Ein Abend der Missverständnisse und der gestörten Beziehungen
Dana Vowinckel, 1996 geboren, wuchs in einer jüdischen Familie in Berlin auf. Die Sommermonate verbrachte sie immer bei den Großeltern in Chicago. 2023 erschien ihr Debutroman Gewässer im Ziplock, für den sie mehrere Preise erhielt, u.a. den Mara-Cassens-Preis.
Der Roman spiegelt viele Erfahrungen der Autorin wieder. So verbringt Margarita, die Protagonistin, die Sommerferien bei den Großeltern in Chicago. Ihr Zuhause ist Berlin, wo sie mit ihrem Vater Avi, der Kantor in der jüdischen Gemeinde ist, lebt. Wir erfahren, dass er noch in seiner Heimat Israel seine Frau Marsha kennenlernte, mit der er nach Berlin zog. Dort hielt diese es nicht lange aus und verließ die Stadt.
Der Abend beginnt am 28. Juli 2023 und endet am 24. August 2023. Die Daten werden jeweils eingeblendet. Wir erleben, wie das junge Mädchen sich von der Fürsorge der Großeltern genervt fühlt. Diese organisieren ein Treffen von Margarita mit ihrer Mutter Marsha in Jerusalem. Auf dem Flug nach Tel Aviv lernt sie den zwei Jahre älteren Lior aus Tel Aviv kennen. Als ihre Mutter nicht am Flughafen ist, übernachtet sie bei ihm. Marsha macht mit ihrer Tochter eine Rundreise durch Israel, äußerst bemüht, einen Zugang zu ihr zu finden, wobei die zwei Frauen aber nicht wirklich zueinander finden. Ein Unfall im Hause der Großeltern – die Großmutter muss ins Krankenhaus – lässt die Familie in Chicago zusammenkommen. Eigentlich genug Stoff für einen spannenden Theaterabend.
Schön das Bühnenbild mit angedeuteten Sandbergen. Ortswechsel werden durch von oben heruntergelassenen Möbelstücken verdeutlicht. Eine gute Idee, schwebten nicht diese Möbel zu oft auf und ab, was an dem schnellen Wechsel der Szenen liegt. Überhaupt kann man sich kaum in eine Familienbeziehung einfühlen – sei es die Vater-Tochter-Beziehung oder der Kontakt zwischen Margarita und den Großeltern -, da kommt schon, meist hektisch, das nächste Happening. Und da es zwischen fast allen Personen Konflikte gibt, wird meist hitzig diskutiert.

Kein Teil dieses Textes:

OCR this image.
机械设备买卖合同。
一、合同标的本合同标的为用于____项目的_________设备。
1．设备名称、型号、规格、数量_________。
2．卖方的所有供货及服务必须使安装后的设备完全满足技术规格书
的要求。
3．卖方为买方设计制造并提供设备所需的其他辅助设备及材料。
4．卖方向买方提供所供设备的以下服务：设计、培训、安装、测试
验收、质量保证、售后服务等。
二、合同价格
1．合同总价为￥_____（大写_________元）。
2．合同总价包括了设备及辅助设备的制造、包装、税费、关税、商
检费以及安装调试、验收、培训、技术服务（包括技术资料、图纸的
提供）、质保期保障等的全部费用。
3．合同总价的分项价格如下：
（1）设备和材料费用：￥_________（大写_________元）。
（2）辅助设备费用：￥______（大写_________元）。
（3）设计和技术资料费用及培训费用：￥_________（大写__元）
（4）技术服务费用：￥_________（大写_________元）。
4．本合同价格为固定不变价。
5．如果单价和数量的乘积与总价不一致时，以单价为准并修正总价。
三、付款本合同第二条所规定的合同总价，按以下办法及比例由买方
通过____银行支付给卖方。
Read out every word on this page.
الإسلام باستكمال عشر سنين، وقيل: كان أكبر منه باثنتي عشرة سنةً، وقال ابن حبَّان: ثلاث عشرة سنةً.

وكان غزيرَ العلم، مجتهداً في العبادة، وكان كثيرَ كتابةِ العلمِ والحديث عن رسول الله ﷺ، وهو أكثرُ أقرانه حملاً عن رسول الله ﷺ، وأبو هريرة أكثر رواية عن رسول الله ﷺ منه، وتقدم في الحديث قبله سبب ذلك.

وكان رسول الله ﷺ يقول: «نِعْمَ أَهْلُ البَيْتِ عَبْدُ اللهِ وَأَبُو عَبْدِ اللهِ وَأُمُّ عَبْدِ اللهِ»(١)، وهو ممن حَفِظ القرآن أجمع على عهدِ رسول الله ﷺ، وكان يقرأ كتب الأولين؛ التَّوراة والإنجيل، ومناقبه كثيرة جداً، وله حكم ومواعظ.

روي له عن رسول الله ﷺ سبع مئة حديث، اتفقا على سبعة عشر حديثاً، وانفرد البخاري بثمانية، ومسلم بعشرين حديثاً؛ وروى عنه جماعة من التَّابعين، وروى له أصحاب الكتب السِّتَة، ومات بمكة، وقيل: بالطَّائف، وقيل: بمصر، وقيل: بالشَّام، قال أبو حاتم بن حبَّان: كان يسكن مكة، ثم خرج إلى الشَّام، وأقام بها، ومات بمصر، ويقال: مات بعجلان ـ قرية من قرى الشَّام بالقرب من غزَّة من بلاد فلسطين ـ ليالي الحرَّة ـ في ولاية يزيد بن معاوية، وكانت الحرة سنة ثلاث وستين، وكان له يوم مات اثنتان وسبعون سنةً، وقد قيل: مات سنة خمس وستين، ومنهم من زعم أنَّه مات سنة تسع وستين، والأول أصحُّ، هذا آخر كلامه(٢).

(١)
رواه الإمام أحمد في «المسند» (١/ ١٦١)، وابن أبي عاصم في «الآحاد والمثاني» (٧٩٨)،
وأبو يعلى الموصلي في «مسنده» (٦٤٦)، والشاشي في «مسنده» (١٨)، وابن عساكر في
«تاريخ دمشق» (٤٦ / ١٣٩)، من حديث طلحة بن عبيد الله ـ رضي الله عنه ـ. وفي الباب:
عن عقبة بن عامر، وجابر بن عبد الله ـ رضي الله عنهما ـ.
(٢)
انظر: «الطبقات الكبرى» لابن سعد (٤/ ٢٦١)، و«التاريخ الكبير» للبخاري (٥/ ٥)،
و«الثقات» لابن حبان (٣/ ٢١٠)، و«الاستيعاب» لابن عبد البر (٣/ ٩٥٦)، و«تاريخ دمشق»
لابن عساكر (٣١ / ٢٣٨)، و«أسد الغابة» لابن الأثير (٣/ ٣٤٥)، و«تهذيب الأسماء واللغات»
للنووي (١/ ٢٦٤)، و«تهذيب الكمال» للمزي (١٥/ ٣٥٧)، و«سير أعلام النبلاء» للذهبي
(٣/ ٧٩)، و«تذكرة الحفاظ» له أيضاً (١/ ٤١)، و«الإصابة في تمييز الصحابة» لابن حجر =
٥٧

Caroline Cousin spielt Margarita sehr engagiert als einen typischen Teenager, der sich über alles schnell aufregt. Sei es der am Mittagstisch schlürfende Opa (Thomas Wittmann), sei es der Vater, von dem sie sich nicht ernst genommen fühlt. Avi wird von Jaron Löwenberg als besorgter Vater gespielt. Wir erfahren von ihm zudem einige Details aus der jüdischen Glaubenswelt, wenn er zum Beispiel mit Kippa und Gebetsschal das Morgengebet betet. Im Programmheft findet sich ein Glossar, das wesentliche Begriffe aus dem Judentum erläutert. Hilfreich auch Avis Bemerkungen zu seinem Beruf als Kantor. Cathleen Baumann gibt eine hektische, oft übers Ziel hinausschießende Marsha, deren Bemühungen, ein engeres Verhältnis zur Tochter aufzubauen, nicht von Erfolg gekrönt sind. Lediglich Friederike Wagner als Großmutter spielt diese zentrale Figur, um die sich das Familiengeheimnis rankt, überwiegend ruhig und daher überzeugend.
Insgesamt kann man sagen, dass in dieser Uraufführung durch zu viel hektisches Spiel und lautes Streiten die Chance vertan wurde, in die an sich äußerst spannende Geschichte dieses Mädchens, das sich zwischen verschiedenen Welten bewegt, einzutauchen. Lebhafter Beifall.